Asia Pacific Travel Industry Sees Recovery By End of Year

The top travel industry group in Asia expects a modest recovery in travel to the region late this year, despite the global financial downturn. Travel analysts say the industry faces business closures as part of the economic rebound.

The Pacific Asia Travel Association says the industry in the Asia-Pacific region could show signs of recovery by the end of 2009.

A new PATA report says in Southeast Asia, international arrivals will grow to almost 77 million by 2011, up from more than 62 million in 2007.

Travel agents, hotels and airlines have faced tough times, with visitor arrivals to the Asia-Pacific region falling nearly three percent in late 2008. Destinations such as Thailand, Cambodia and Hong Kong, heavily dependent on tourism, have particularly suffered.

PATA's strategic intelligence director, John Koldowski says the association sees late 2009 as a "turning point" for the regional travel industry.

"We believe that we might see signs of [recovery] that happening towards the end of the third quarter of this year, quite possibly the fourth quarter, but we are probably talking first and second quarter of [20] 10 before we can start to see some of that movement that is consistent," said John Koldowski.

But, he warns, the hard times are not over yet.

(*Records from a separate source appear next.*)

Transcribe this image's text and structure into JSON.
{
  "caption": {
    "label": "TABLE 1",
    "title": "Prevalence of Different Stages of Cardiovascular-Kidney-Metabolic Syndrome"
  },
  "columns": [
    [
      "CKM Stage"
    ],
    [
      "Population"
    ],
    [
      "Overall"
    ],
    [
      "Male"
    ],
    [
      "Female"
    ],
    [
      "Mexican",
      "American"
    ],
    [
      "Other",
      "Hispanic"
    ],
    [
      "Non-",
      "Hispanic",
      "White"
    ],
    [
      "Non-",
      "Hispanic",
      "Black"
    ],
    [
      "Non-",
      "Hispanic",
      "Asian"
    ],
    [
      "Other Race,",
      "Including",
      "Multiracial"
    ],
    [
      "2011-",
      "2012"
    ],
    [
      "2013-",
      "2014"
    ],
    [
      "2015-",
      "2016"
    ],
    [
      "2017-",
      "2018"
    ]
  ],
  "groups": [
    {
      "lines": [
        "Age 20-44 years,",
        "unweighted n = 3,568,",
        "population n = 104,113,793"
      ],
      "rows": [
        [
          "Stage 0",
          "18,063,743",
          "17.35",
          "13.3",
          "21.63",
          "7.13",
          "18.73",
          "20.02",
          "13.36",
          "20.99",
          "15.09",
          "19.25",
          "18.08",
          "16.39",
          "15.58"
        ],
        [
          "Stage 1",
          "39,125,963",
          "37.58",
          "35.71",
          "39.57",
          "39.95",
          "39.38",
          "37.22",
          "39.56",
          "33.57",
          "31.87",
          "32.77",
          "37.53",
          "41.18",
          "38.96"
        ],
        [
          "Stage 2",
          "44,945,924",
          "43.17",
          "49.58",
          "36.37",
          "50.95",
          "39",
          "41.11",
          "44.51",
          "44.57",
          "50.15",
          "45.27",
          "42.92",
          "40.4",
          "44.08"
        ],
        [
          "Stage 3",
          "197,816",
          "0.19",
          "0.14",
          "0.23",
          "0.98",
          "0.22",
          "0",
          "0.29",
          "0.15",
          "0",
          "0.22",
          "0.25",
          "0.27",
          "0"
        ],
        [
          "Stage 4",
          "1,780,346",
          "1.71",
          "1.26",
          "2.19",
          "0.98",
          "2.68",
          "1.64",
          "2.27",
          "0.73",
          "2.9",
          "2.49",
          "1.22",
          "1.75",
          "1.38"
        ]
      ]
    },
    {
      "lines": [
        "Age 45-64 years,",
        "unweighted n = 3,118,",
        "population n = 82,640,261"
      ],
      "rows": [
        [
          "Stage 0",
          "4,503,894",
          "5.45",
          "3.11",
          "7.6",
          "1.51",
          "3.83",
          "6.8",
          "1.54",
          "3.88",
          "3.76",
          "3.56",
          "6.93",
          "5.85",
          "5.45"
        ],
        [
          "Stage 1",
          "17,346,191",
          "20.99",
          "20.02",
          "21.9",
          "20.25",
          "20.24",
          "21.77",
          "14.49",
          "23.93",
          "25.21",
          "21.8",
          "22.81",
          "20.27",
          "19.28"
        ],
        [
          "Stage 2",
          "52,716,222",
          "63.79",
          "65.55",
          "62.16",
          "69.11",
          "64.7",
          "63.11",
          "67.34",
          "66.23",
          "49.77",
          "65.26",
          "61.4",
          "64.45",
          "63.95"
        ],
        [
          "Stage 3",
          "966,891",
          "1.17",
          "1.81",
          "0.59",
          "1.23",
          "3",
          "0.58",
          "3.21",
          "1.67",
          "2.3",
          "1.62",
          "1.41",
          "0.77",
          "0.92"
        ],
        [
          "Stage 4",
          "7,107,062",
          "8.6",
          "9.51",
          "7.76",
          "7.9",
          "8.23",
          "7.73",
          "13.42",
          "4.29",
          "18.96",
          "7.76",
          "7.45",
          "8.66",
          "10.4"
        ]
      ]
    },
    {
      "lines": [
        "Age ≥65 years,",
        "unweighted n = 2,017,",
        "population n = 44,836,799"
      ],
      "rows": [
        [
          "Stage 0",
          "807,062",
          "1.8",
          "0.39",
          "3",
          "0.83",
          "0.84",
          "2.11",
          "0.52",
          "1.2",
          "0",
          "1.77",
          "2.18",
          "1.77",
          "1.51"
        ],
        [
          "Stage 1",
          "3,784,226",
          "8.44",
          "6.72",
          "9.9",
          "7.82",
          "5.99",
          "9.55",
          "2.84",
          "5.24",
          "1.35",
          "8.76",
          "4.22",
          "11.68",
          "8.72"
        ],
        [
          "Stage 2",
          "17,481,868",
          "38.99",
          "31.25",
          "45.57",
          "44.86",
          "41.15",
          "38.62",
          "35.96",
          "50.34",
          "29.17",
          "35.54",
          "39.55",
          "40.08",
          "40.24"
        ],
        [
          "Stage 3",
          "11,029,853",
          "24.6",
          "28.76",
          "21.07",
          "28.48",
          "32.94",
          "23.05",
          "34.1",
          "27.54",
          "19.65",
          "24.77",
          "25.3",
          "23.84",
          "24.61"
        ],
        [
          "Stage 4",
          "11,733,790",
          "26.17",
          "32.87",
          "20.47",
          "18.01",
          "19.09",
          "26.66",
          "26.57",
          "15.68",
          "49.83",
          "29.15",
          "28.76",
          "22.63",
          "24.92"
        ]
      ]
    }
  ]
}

National tourism organizations in the region have countered the slump with new advertising. Promotions by South Korea lifted arrivals by 25 percent in January and February. Similar promotions underpinned the industry in Taiwan and India. But arrivals to China, Thailand and Japan all declined.

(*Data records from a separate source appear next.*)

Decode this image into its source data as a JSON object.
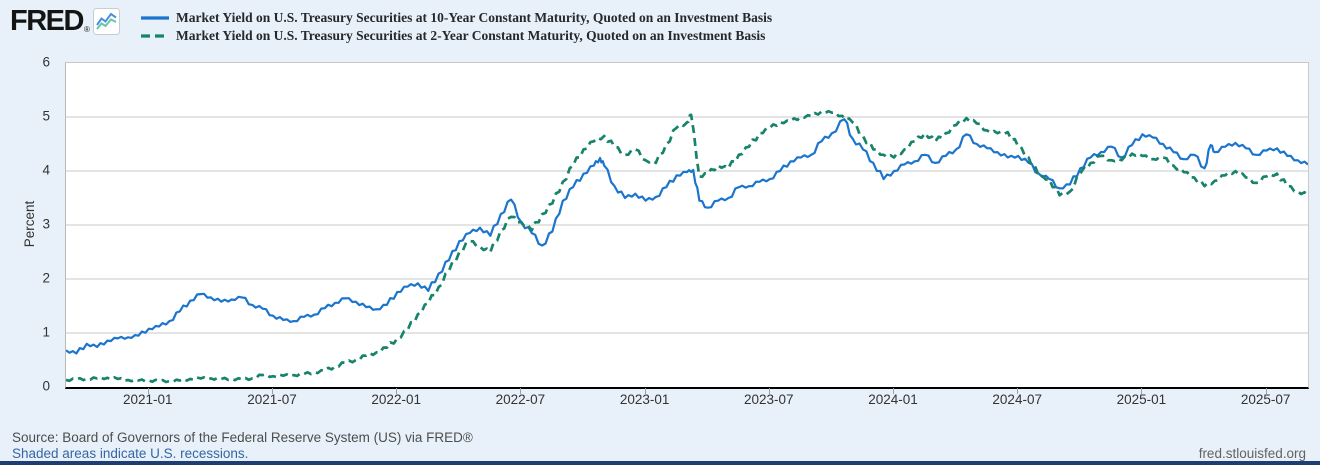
{
  "branding": {
    "logo_text": "FRED",
    "registered_mark": "®"
  },
  "y_axis_title": "Percent",
  "footer": {
    "source": "Source: Board of Governors of the Federal Reserve System (US) via FRED®",
    "recession_note": "Shaded areas indicate U.S. recessions.",
    "site": "fred.stlouisfed.org"
  },
  "chart_data": {
    "type": "line",
    "title": "",
    "xlabel": "",
    "ylabel": "Percent",
    "grid": "horizontal",
    "legend_position": "top-left",
    "ylim": [
      0,
      6
    ],
    "y_ticks": [
      0,
      1,
      2,
      3,
      4,
      5,
      6
    ],
    "x_unit": "months from left edge of axis (t); axis spans 60 months ending 2025-09",
    "x_range_months": [
      0,
      60
    ],
    "x_ticks": [
      {
        "label": "2021-01",
        "t": 4
      },
      {
        "label": "2021-07",
        "t": 10
      },
      {
        "label": "2022-01",
        "t": 16
      },
      {
        "label": "2022-07",
        "t": 22
      },
      {
        "label": "2023-01",
        "t": 28
      },
      {
        "label": "2023-07",
        "t": 34
      },
      {
        "label": "2024-01",
        "t": 40
      },
      {
        "label": "2024-07",
        "t": 46
      },
      {
        "label": "2025-01",
        "t": 52
      },
      {
        "label": "2025-07",
        "t": 58
      }
    ],
    "series": [
      {
        "name": "10-Year Treasury Constant Maturity Yield",
        "label": "Market Yield on U.S. Treasury Securities at 10-Year Constant Maturity, Quoted on an Investment Basis",
        "color": "#1b74cd",
        "dash": "solid",
        "width": 2.2,
        "points": [
          [
            0,
            0.68
          ],
          [
            0.5,
            0.62
          ],
          [
            1,
            0.8
          ],
          [
            1.5,
            0.74
          ],
          [
            2,
            0.86
          ],
          [
            2.5,
            0.9
          ],
          [
            3,
            0.92
          ],
          [
            3.5,
            0.95
          ],
          [
            4,
            1.08
          ],
          [
            4.5,
            1.12
          ],
          [
            5,
            1.22
          ],
          [
            5.5,
            1.4
          ],
          [
            6,
            1.6
          ],
          [
            6.5,
            1.72
          ],
          [
            7,
            1.66
          ],
          [
            7.5,
            1.58
          ],
          [
            8,
            1.62
          ],
          [
            8.5,
            1.66
          ],
          [
            9,
            1.52
          ],
          [
            9.5,
            1.45
          ],
          [
            10,
            1.32
          ],
          [
            10.5,
            1.24
          ],
          [
            11,
            1.22
          ],
          [
            11.5,
            1.3
          ],
          [
            12,
            1.34
          ],
          [
            12.5,
            1.46
          ],
          [
            13,
            1.56
          ],
          [
            13.5,
            1.64
          ],
          [
            14,
            1.58
          ],
          [
            14.5,
            1.48
          ],
          [
            15,
            1.44
          ],
          [
            15.5,
            1.52
          ],
          [
            16,
            1.76
          ],
          [
            16.5,
            1.86
          ],
          [
            17,
            1.92
          ],
          [
            17.5,
            1.78
          ],
          [
            18,
            2.1
          ],
          [
            18.5,
            2.35
          ],
          [
            19,
            2.7
          ],
          [
            19.5,
            2.85
          ],
          [
            20,
            2.95
          ],
          [
            20.5,
            2.8
          ],
          [
            21,
            3.2
          ],
          [
            21.5,
            3.47
          ],
          [
            22,
            3.05
          ],
          [
            22.5,
            2.85
          ],
          [
            23,
            2.62
          ],
          [
            23.5,
            2.88
          ],
          [
            24,
            3.45
          ],
          [
            24.5,
            3.7
          ],
          [
            25,
            3.95
          ],
          [
            25.5,
            4.1
          ],
          [
            25.8,
            4.24
          ],
          [
            26,
            4.1
          ],
          [
            26.5,
            3.72
          ],
          [
            27,
            3.5
          ],
          [
            27.5,
            3.58
          ],
          [
            28,
            3.45
          ],
          [
            28.5,
            3.52
          ],
          [
            29,
            3.7
          ],
          [
            29.5,
            3.92
          ],
          [
            30,
            3.98
          ],
          [
            30.3,
            4.02
          ],
          [
            30.6,
            3.45
          ],
          [
            31,
            3.32
          ],
          [
            31.5,
            3.45
          ],
          [
            32,
            3.5
          ],
          [
            32.5,
            3.7
          ],
          [
            33,
            3.72
          ],
          [
            33.5,
            3.8
          ],
          [
            34,
            3.85
          ],
          [
            34.5,
            4.0
          ],
          [
            35,
            4.18
          ],
          [
            35.5,
            4.25
          ],
          [
            36,
            4.3
          ],
          [
            36.5,
            4.55
          ],
          [
            37,
            4.7
          ],
          [
            37.6,
            4.96
          ],
          [
            38,
            4.6
          ],
          [
            38.5,
            4.4
          ],
          [
            39,
            4.15
          ],
          [
            39.5,
            3.85
          ],
          [
            40,
            4.0
          ],
          [
            40.5,
            4.12
          ],
          [
            41,
            4.18
          ],
          [
            41.5,
            4.3
          ],
          [
            42,
            4.15
          ],
          [
            42.5,
            4.28
          ],
          [
            43,
            4.4
          ],
          [
            43.5,
            4.68
          ],
          [
            44,
            4.5
          ],
          [
            44.5,
            4.42
          ],
          [
            45,
            4.35
          ],
          [
            45.5,
            4.25
          ],
          [
            46,
            4.28
          ],
          [
            46.5,
            4.15
          ],
          [
            47,
            3.95
          ],
          [
            47.5,
            3.85
          ],
          [
            48,
            3.68
          ],
          [
            48.5,
            3.75
          ],
          [
            49,
            4.05
          ],
          [
            49.5,
            4.25
          ],
          [
            50,
            4.35
          ],
          [
            50.5,
            4.45
          ],
          [
            51,
            4.25
          ],
          [
            51.5,
            4.48
          ],
          [
            52,
            4.68
          ],
          [
            52.5,
            4.62
          ],
          [
            53,
            4.5
          ],
          [
            53.5,
            4.35
          ],
          [
            54,
            4.22
          ],
          [
            54.5,
            4.3
          ],
          [
            55,
            4.05
          ],
          [
            55.3,
            4.48
          ],
          [
            55.5,
            4.35
          ],
          [
            56,
            4.45
          ],
          [
            56.5,
            4.52
          ],
          [
            57,
            4.42
          ],
          [
            57.5,
            4.3
          ],
          [
            58,
            4.38
          ],
          [
            58.5,
            4.42
          ],
          [
            59,
            4.28
          ],
          [
            59.5,
            4.2
          ],
          [
            60,
            4.12
          ]
        ]
      },
      {
        "name": "2-Year Treasury Constant Maturity Yield",
        "label": "Market Yield on U.S. Treasury Securities at 2-Year Constant Maturity, Quoted on an Investment Basis",
        "color": "#17836b",
        "dash": "8 5",
        "width": 2.7,
        "points": [
          [
            0,
            0.13
          ],
          [
            0.5,
            0.14
          ],
          [
            1,
            0.15
          ],
          [
            1.5,
            0.16
          ],
          [
            2,
            0.17
          ],
          [
            2.5,
            0.15
          ],
          [
            3,
            0.13
          ],
          [
            3.5,
            0.12
          ],
          [
            4,
            0.12
          ],
          [
            4.5,
            0.11
          ],
          [
            5,
            0.11
          ],
          [
            5.5,
            0.12
          ],
          [
            6,
            0.15
          ],
          [
            6.5,
            0.16
          ],
          [
            7,
            0.16
          ],
          [
            7.5,
            0.15
          ],
          [
            8,
            0.15
          ],
          [
            8.5,
            0.14
          ],
          [
            9,
            0.16
          ],
          [
            9.5,
            0.22
          ],
          [
            10,
            0.2
          ],
          [
            10.5,
            0.21
          ],
          [
            11,
            0.22
          ],
          [
            11.5,
            0.24
          ],
          [
            12,
            0.27
          ],
          [
            12.5,
            0.3
          ],
          [
            13,
            0.38
          ],
          [
            13.5,
            0.45
          ],
          [
            14,
            0.5
          ],
          [
            14.5,
            0.58
          ],
          [
            15,
            0.64
          ],
          [
            15.5,
            0.73
          ],
          [
            16,
            0.9
          ],
          [
            16.5,
            1.05
          ],
          [
            17,
            1.35
          ],
          [
            17.5,
            1.55
          ],
          [
            18,
            1.85
          ],
          [
            18.5,
            2.15
          ],
          [
            19,
            2.5
          ],
          [
            19.5,
            2.7
          ],
          [
            20,
            2.6
          ],
          [
            20.5,
            2.5
          ],
          [
            21,
            2.9
          ],
          [
            21.5,
            3.15
          ],
          [
            22,
            3.05
          ],
          [
            22.5,
            2.9
          ],
          [
            23,
            3.2
          ],
          [
            23.5,
            3.4
          ],
          [
            24,
            3.8
          ],
          [
            24.5,
            4.1
          ],
          [
            25,
            4.4
          ],
          [
            25.5,
            4.55
          ],
          [
            26,
            4.65
          ],
          [
            26.5,
            4.45
          ],
          [
            27,
            4.3
          ],
          [
            27.5,
            4.4
          ],
          [
            28,
            4.2
          ],
          [
            28.5,
            4.15
          ],
          [
            29,
            4.5
          ],
          [
            29.5,
            4.8
          ],
          [
            30,
            4.9
          ],
          [
            30.2,
            5.04
          ],
          [
            30.6,
            3.9
          ],
          [
            31,
            3.95
          ],
          [
            31.5,
            4.1
          ],
          [
            32,
            4.05
          ],
          [
            32.5,
            4.3
          ],
          [
            33,
            4.45
          ],
          [
            33.5,
            4.7
          ],
          [
            34,
            4.8
          ],
          [
            34.5,
            4.9
          ],
          [
            35,
            4.92
          ],
          [
            35.5,
            5.0
          ],
          [
            36,
            5.02
          ],
          [
            36.5,
            5.1
          ],
          [
            37,
            5.08
          ],
          [
            37.5,
            5.02
          ],
          [
            38,
            4.9
          ],
          [
            38.5,
            4.65
          ],
          [
            39,
            4.4
          ],
          [
            39.5,
            4.3
          ],
          [
            40,
            4.25
          ],
          [
            40.5,
            4.4
          ],
          [
            41,
            4.55
          ],
          [
            41.5,
            4.7
          ],
          [
            42,
            4.55
          ],
          [
            42.5,
            4.7
          ],
          [
            43,
            4.85
          ],
          [
            43.5,
            4.98
          ],
          [
            44,
            4.88
          ],
          [
            44.5,
            4.75
          ],
          [
            45,
            4.7
          ],
          [
            45.5,
            4.72
          ],
          [
            46,
            4.45
          ],
          [
            46.5,
            4.25
          ],
          [
            47,
            3.9
          ],
          [
            47.5,
            3.85
          ],
          [
            48,
            3.55
          ],
          [
            48.5,
            3.62
          ],
          [
            49,
            3.95
          ],
          [
            49.5,
            4.15
          ],
          [
            50,
            4.28
          ],
          [
            50.5,
            4.2
          ],
          [
            51,
            4.2
          ],
          [
            51.5,
            4.32
          ],
          [
            52,
            4.28
          ],
          [
            52.5,
            4.22
          ],
          [
            53,
            4.25
          ],
          [
            53.5,
            4.1
          ],
          [
            54,
            3.98
          ],
          [
            54.5,
            3.88
          ],
          [
            55,
            3.72
          ],
          [
            55.5,
            3.82
          ],
          [
            56,
            3.92
          ],
          [
            56.5,
            4.0
          ],
          [
            57,
            3.88
          ],
          [
            57.5,
            3.78
          ],
          [
            58,
            3.9
          ],
          [
            58.5,
            3.95
          ],
          [
            59,
            3.72
          ],
          [
            59.5,
            3.62
          ],
          [
            60,
            3.56
          ]
        ]
      }
    ],
    "colors": {
      "grid": "#c9c9c9",
      "axis": "#000000",
      "tick_label": "#333333"
    }
  }
}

The International Aviation Transport Association says global passenger traffic will contract by two percent this year, but recover in 2010.

In 2008, airlines suffered an overall loss of nearly $8.5 billion, but the loss is expected to shrink this year to about $5 billion.

Koldowski says he expects the travel industry to face major structural changes as it recovers. Some airlines, hotel chains and other businesses may fail or have to change their operating practices.

"The industry will come through it but it will be a radically different industry," he said. "The aviation sector could be very, very different in its guise. However, I think we will come through it but not all businesses will survive."

By 2008, tourist arrivals to the Asia Pacific region had nearly doubled, to 385 million, from a decade earlier. During the same period, global travel rose by one third.